Three highly related isotypes of BFT have been identified (termed BFT-1, BFT-2, and BFT-3) (4, 8, 12, 37). All BFTs appear to be structurally similar. BFT is synthesized as a 44-kDa precursor (397 amino acid residues) containing the following three consecutive peptide domains: (i) a presignal sequence (18 amino acid residues), (ii) a propeptide (193 amino acid residues), and (iii) a mature protein (186 amino acid residues) (8, 14). The 44-kDa precursor protein is processed to a 20-kDa mature BFT that is secreted into the culture supernatant.

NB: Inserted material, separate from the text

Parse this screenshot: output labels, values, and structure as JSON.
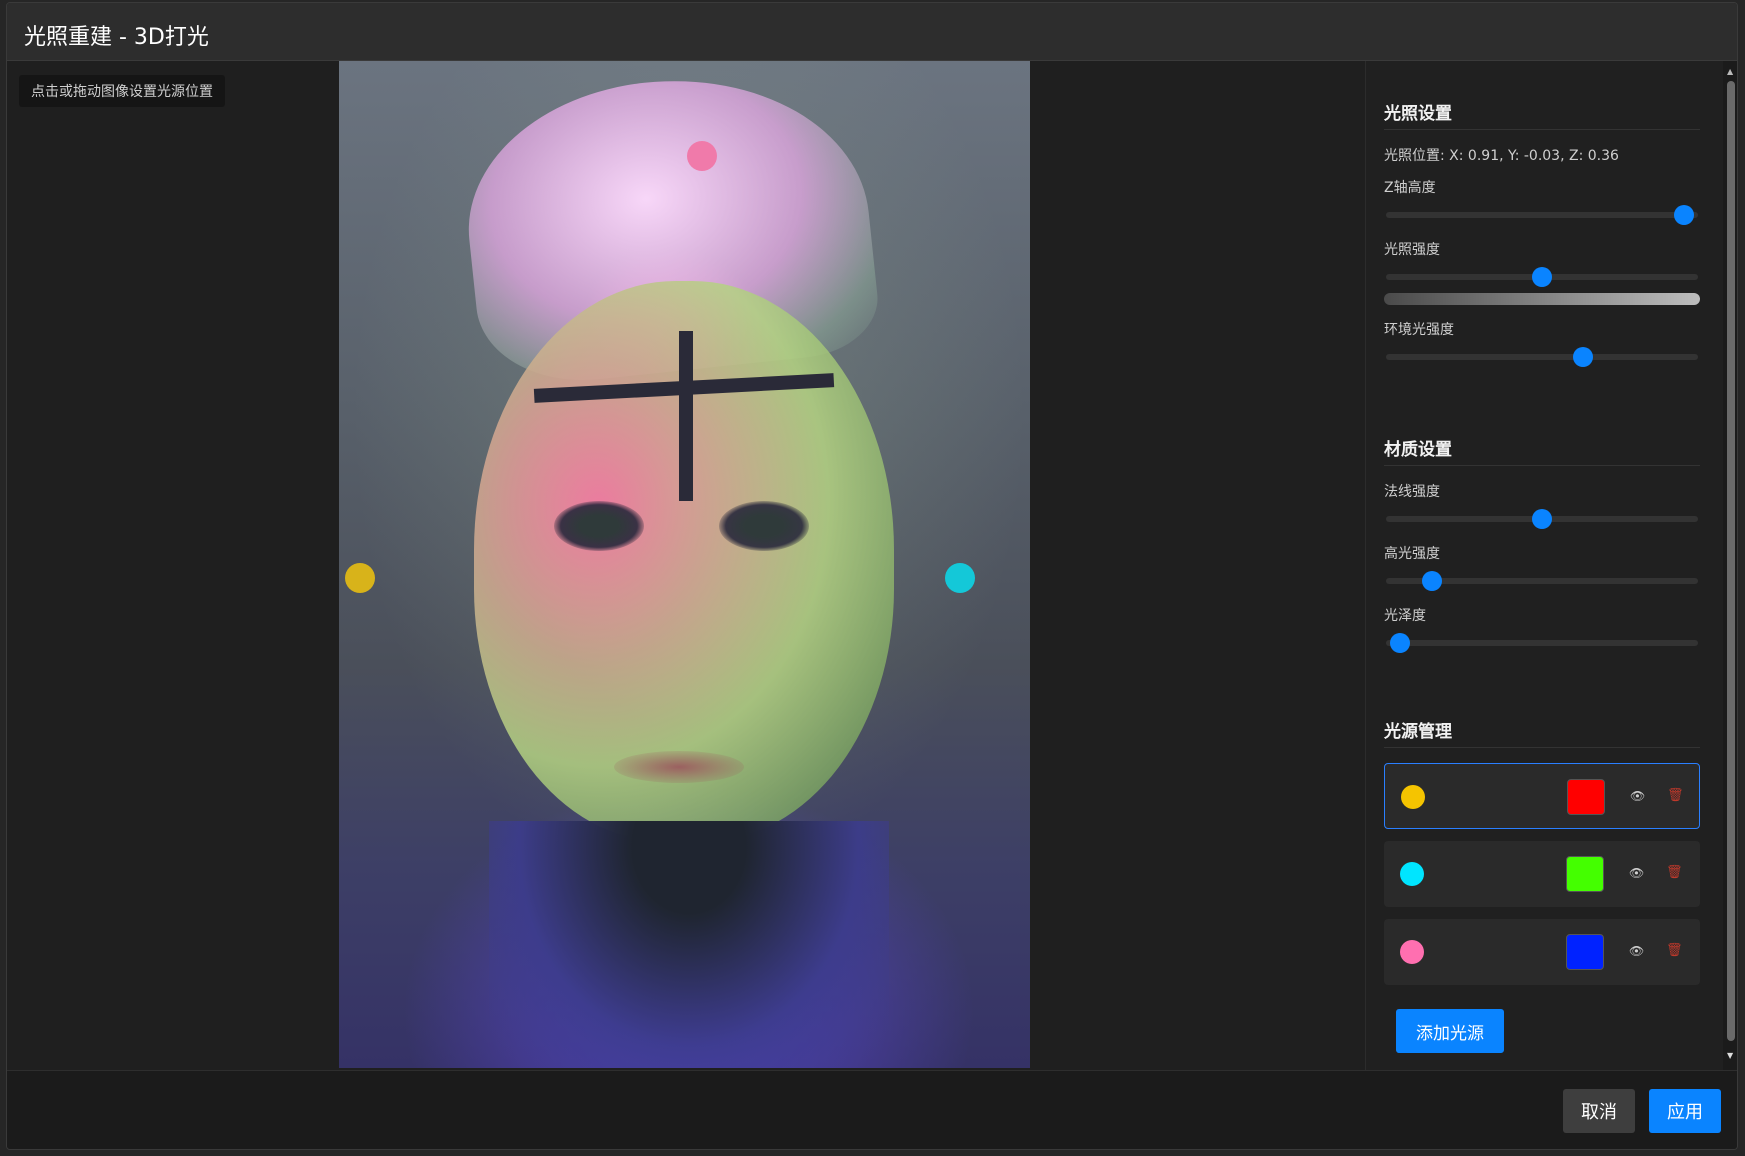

Based on sequence analysis, BFT is predicted to be a member of the metzincin superfamily of zinc-dependent metalloprotease enzymes (19). Members of this superfamily contain an elongated zinc-binding metalloprotease motif (HEXXHXXGXXH) and present a perfectly superimposable methionine residue close to the zinc-binding motif. The 20-kDa mature BFT contains the zinc-binding metalloprotease motif (H348 to H358) and a methionine residue 7 amino acids C terminal to the zinc-binding metalloprotease motif, typical of the matrix metalloprotease (MMP) family (20). In recent studies, we have demonstrated that a series of single point mutations in the zinc-binding metalloprotease motif do not affect BFT processing but do reduce or eliminate BFT biologic activity in vitro (5). Recently, studies have also shown that the C-terminal regions of some bacterial MMPs are necessary for substrate binding, as shown by loss of activity after deletion of the C-terminal region (17, 18, 34). In this study, we evaluated the role of the C-terminal region in BFT activity, processing, and secretion.
MATERIALS AND METHODS
Bacterial strains, plasmids, and growth conditions. The bacterial strains and plasmids used in this study are described in Table 1. B. fragilis strains were propagated anaerobically on BHC medium, which contained 37 g of brain heart infusion base (Difco Laboratories, Detroit, MI) per liter along with 0.1 mg of vitamin K per liter, 0.5 mg of hemin per liter, and 50 mg of L-cysteine per liter (all from Sigma, St. Louis, MO). Antibiotics (Sigma, St. Louis, MO) were used at the following concentrations: for Escherichia coli, 150 μg/ml ampicillin and 1 μg/ml ciprofloxacin; and for B. fragilis, 6 μg/ml clindamycin.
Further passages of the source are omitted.